Scholars Mukhopadhyay and Kundu propose a global academic framework for education focused on developing peace and harmony. Within this model, empathy is listed as an essential life skill – something that one does or performs – alongside skills such as problem-solving, critical thinking, creativity, and communication. They argue that, although it is possible these skills might be ‘picked up’, their development should not be left to chance and their teaching should be part of a clearly articulated curriculum (Mukhopadhyay and Kundu, 2023, p. 17).
Polat and Halçe draw on a range of scholars to define empathy as a process where the individual can understand how another might feel, put themselves in their place, look at events from their viewpoint and communicate with another by whatever means necessary based on this empathetic work (Polat and Halçe, 2023, p. 277). From their perspective, empathy is more than just understanding another’s perspective, it is acting with that understanding, moderating one’s own actions and communicating clearly with the other. They say that being able to understand the world from another’s point of view can help people establish healthy relationships without ‘judging, humiliating [or] blaming, thus lessening the need for conflict’ (Polat and Halçe, 2023, p. 281). The development of empathy was therefore the focus of a peace building programme that Polat and Halçe ran in Gölcük, Kocaeli (a diverse area of Turkey), with some success.
All this research stresses that empathy can be taught.

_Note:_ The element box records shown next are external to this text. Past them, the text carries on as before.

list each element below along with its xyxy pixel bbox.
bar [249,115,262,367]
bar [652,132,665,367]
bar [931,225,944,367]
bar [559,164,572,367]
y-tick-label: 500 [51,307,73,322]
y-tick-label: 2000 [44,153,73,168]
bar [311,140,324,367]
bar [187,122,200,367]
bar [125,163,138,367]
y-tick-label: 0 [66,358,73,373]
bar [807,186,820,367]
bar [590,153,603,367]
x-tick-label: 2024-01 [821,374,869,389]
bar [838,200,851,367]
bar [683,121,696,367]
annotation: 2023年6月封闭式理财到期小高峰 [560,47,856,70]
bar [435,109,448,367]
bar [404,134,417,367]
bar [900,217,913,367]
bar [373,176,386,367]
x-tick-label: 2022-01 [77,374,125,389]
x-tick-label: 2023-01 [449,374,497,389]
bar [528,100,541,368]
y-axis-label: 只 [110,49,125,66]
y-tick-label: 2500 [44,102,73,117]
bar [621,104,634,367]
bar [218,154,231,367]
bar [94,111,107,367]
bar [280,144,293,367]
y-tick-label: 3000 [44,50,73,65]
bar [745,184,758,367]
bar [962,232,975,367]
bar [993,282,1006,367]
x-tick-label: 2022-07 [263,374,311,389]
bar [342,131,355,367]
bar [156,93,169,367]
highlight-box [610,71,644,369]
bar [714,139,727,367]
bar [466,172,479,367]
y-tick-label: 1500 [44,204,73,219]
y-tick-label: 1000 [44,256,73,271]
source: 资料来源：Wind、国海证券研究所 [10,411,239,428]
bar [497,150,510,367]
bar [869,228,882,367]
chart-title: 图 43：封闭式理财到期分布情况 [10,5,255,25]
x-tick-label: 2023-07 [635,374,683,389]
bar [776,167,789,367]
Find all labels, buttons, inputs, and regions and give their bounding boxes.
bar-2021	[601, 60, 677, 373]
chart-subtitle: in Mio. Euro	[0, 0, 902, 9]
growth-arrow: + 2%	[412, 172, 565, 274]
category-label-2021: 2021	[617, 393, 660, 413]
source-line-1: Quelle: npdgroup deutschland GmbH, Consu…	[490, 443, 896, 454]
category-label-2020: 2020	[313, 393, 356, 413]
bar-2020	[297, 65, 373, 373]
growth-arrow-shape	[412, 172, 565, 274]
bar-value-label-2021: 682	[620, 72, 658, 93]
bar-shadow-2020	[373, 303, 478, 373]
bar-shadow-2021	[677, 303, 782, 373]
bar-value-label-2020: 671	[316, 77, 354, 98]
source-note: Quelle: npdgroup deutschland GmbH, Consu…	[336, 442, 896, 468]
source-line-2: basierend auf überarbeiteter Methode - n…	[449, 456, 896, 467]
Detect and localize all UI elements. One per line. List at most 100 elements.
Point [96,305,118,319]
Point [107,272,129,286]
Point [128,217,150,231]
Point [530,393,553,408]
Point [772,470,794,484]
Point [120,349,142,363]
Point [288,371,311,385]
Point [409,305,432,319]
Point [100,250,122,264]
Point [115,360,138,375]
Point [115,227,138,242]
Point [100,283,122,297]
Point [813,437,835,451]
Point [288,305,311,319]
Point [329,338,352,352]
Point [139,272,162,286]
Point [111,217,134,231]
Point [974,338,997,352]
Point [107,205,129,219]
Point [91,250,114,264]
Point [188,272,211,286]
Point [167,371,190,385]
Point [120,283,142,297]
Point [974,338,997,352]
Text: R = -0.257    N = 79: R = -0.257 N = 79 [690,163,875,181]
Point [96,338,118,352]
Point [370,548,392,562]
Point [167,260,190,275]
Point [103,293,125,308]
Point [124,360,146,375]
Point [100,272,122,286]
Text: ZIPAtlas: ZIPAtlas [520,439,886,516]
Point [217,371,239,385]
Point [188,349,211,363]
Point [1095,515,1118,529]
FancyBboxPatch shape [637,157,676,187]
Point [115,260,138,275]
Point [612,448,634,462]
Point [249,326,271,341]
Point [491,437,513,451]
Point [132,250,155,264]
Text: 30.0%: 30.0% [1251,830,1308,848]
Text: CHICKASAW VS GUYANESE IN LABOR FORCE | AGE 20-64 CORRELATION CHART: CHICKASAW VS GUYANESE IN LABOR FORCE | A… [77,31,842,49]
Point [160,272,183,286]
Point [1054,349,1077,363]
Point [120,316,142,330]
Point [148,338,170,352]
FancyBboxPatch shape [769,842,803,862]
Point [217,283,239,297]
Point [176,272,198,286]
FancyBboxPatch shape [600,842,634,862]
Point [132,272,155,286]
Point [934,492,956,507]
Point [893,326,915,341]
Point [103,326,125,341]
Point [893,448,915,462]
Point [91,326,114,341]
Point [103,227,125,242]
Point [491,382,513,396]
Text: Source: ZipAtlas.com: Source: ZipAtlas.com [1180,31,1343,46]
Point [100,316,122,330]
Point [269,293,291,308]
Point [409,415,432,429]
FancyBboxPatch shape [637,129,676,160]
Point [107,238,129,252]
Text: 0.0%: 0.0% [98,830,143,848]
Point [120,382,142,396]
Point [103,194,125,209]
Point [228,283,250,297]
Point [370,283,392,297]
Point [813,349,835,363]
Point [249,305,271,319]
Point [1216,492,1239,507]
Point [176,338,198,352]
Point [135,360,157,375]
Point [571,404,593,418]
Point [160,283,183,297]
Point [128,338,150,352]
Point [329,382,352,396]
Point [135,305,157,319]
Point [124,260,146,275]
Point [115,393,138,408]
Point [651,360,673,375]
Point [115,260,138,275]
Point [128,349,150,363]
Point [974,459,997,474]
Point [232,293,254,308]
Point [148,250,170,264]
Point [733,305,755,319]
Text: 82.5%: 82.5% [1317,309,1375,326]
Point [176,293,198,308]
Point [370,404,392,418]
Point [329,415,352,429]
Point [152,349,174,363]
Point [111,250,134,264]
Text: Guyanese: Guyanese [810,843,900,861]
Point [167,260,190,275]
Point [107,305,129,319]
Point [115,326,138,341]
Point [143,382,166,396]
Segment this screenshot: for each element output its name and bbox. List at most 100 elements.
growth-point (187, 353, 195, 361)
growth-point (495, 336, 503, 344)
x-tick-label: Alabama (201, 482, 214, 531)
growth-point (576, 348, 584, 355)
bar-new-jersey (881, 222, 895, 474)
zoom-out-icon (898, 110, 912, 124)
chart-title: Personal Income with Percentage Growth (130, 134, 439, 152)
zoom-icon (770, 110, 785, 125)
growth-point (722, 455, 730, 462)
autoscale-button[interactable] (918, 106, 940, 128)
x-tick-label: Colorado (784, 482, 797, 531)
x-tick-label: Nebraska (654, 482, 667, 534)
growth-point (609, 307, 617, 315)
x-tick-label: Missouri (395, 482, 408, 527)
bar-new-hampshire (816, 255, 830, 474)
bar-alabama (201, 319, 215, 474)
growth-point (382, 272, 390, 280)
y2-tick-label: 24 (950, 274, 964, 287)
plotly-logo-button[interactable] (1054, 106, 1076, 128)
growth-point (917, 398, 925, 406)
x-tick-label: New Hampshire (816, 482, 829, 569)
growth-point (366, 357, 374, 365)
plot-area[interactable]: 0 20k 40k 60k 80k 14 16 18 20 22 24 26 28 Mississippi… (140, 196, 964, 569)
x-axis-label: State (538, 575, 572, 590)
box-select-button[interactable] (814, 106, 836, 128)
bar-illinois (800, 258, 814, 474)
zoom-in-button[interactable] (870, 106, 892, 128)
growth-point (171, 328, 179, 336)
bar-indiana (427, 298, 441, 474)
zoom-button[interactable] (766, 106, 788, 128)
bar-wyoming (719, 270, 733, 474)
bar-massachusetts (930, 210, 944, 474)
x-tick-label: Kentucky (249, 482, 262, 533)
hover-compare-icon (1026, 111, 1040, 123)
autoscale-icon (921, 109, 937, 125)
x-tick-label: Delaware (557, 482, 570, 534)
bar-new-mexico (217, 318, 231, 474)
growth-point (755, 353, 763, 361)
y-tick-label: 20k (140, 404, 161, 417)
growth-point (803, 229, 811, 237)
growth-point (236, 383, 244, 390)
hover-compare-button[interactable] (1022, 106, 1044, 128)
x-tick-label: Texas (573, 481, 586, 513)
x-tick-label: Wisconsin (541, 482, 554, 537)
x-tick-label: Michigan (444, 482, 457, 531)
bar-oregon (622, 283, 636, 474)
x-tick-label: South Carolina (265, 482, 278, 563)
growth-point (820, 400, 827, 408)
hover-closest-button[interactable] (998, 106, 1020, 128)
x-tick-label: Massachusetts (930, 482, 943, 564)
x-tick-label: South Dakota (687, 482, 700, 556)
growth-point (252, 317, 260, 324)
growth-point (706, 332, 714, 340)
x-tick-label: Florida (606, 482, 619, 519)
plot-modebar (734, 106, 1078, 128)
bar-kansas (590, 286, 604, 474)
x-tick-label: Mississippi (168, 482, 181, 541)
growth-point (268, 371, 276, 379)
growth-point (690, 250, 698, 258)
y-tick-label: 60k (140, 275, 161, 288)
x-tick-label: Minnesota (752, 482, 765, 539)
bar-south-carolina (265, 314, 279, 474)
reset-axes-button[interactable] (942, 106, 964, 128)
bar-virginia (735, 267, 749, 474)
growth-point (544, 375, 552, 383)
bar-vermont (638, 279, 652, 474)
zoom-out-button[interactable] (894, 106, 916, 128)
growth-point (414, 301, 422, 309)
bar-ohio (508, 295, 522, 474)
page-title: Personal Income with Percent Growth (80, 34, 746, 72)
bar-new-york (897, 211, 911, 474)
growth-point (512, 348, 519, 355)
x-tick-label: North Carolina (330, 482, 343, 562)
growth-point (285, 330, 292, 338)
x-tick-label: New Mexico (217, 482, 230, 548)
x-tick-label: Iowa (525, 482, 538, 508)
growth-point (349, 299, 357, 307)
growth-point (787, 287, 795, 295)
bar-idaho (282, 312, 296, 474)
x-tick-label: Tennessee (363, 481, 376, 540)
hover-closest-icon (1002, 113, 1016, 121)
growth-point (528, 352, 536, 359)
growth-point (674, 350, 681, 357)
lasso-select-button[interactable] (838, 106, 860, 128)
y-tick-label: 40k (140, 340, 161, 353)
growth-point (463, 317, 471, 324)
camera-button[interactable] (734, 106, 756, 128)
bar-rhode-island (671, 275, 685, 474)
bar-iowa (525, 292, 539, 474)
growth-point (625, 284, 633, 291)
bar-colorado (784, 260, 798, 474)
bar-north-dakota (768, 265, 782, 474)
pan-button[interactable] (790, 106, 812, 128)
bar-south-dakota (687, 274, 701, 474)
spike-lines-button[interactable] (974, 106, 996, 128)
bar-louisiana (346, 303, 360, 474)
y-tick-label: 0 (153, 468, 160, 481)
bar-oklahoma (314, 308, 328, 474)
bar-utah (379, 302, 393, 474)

Such teaching can take place through a range of activities and curriculum areas as well as through the everyday activities of school life, such as managing playground disputes or charity fundraising days. However, for such teaching to be successful, children and young people need regular opportunities to practise their developing empathy.
Activity 4 Teaching empathy
In this activity you will read about another activity used by Peacemakers and consider how you could adapt it in your own classroom.
In this instance ‘empathy footsteps’ is being used as part of a lesson about conflict resolution. Remember though that empathy is a skill that can be developed across the curriculum as a way of enhancing understanding of human behaviour in a range of contexts.
Read through this explanation of empathy footsteps as it appears in the Peacemakers book Learning for Peace, and make notes in the response box below about how you might use it in the classroom.
Empathy Footsteps
Comment
Peacemakers propose using an activity such as ‘empathy footsteps’ as a way of teaching empathy as part of a wider peace curriculum. You may have thought about using empathy footsteps as a strategy for helping children and young people explore classroom conflicts, and considering how peaceful solutions might be negotiated. Children and young people with different viewpoints on the conflict could try occupying each other’s footsteps as a way of placing themselves in their shoes.
As with all the activities suggested in this course, ‘empathy footsteps’ can form part of a repertoire of teaching techniques that could be employed in a wider curriculum. You may have thought about how this activity could be used as part of curriculum learning, perhaps with students role-playing different characters in scenarios from literature and history lessons, so they might learn to understand the different viewpoints around particular topics.